Her tennis identity echoes her steadiness.

Instead of bludgeoning opponents with power, the 5-foot-7 Pegula beats them with savvy, steadiness and tactical variety. A careful student of the game, she studies matchups and patrols the court with a composed efficiency that incrementally drains big hitters and outmaneuvers most rivals long before the final score confirms it.

Keys calls that consistency her “superpower.”

“She doesn’t lose matches that she shouldn’t lose,” the 2025 Australian Open champion said this week.

Because of injuries in the early part of her career, Knowles says Pegula might have less wear-and-tear than other players her age. And he and her team have prioritized rest and recovery, which included the decision to skip the tournament in Doha last month following her tiring Australian Open run.

On brand, there was no panic in Pegula after dropping the first set in her two matches so far at Indian Wells. As she’s done all season, she steadied herself to earn three-set wins.

Bucket-list goals remain, however. Chiefly, capturing a Grand Slam title.

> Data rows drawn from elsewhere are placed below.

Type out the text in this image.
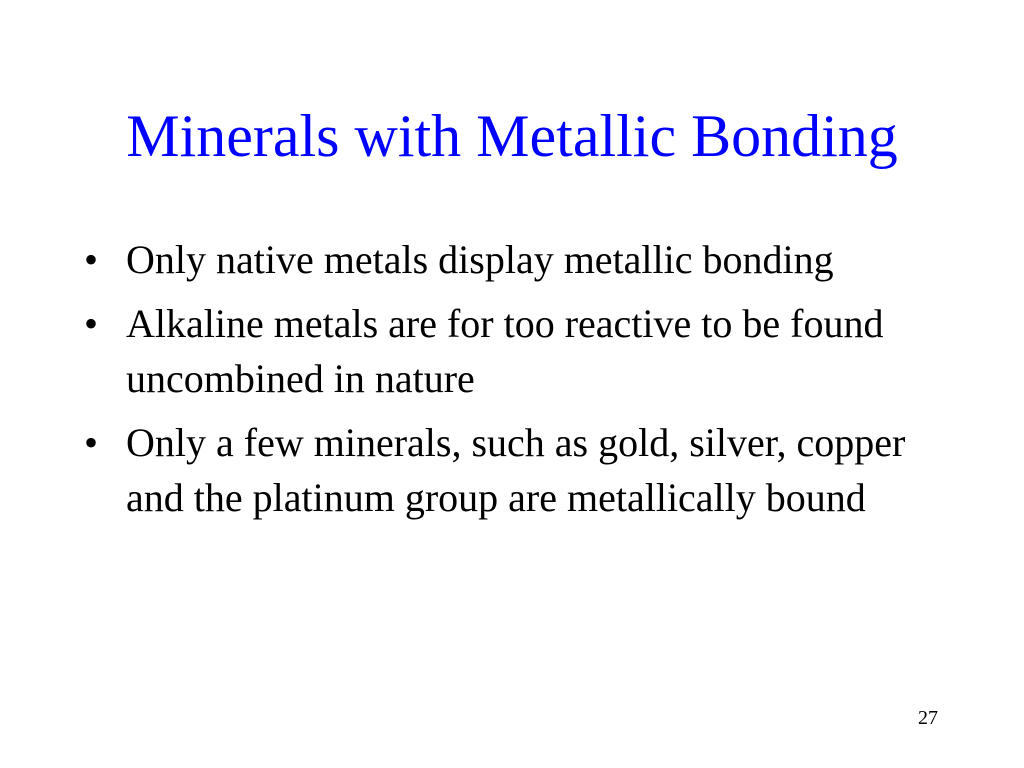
Minerals with Metallic Bonding
• Only native metals display metallic bonding
• Alkaline metals are for too reactive to be found uncombined in nature
• Only a few minerals, such as gold, silver, copper and the platinum group are metallically bound
27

Jessica Pegula returns a shot to Jelena Ostapenko during the BNP Paribas Open in Indian Wells on Monday.

Jessica Pegula returns a shot to Jelena Ostapenko during the BNP Paribas Open in Indian Wells on Monday.

(Matthew Stockman / Getty Images)

Pegula jokes that she briefly interrupted a run of American female success when she fell in the 2024 U.S. Open final to No. 1 Aryna Sabalenka. But seeing close friend and teenage phenom Keys capture her major in Melbourne last year — after many wondered if her window had passed — hit closer to home.

“I think Madison winning Australia just motivated me even more,” Pegula says.

Although Pegula believes she is among the best hardcourt players in women’s tennis, that confidence hasn’t translated into success in the California desert. She has reached the quarterfinals just once in 10 previous appearances in Indian Wells.

“Why not try and add that one to the resume?” says Knowles, noting that she had never won the title in Dubai until last month. “She’s playing still at a very high level.”

Pegula says the key to keeping things fresh is maintaining her love of the game by continuing to improve and experiment with new ideas, a process that keeps her engaged mentally and eager to compete.

“I’m not afraid to kind of take that risk of changing and working on different things,” she says, “which just keeps my mind working and problem solving.”

For a player who never needed tennis, she remains determined to see how much more it can give her.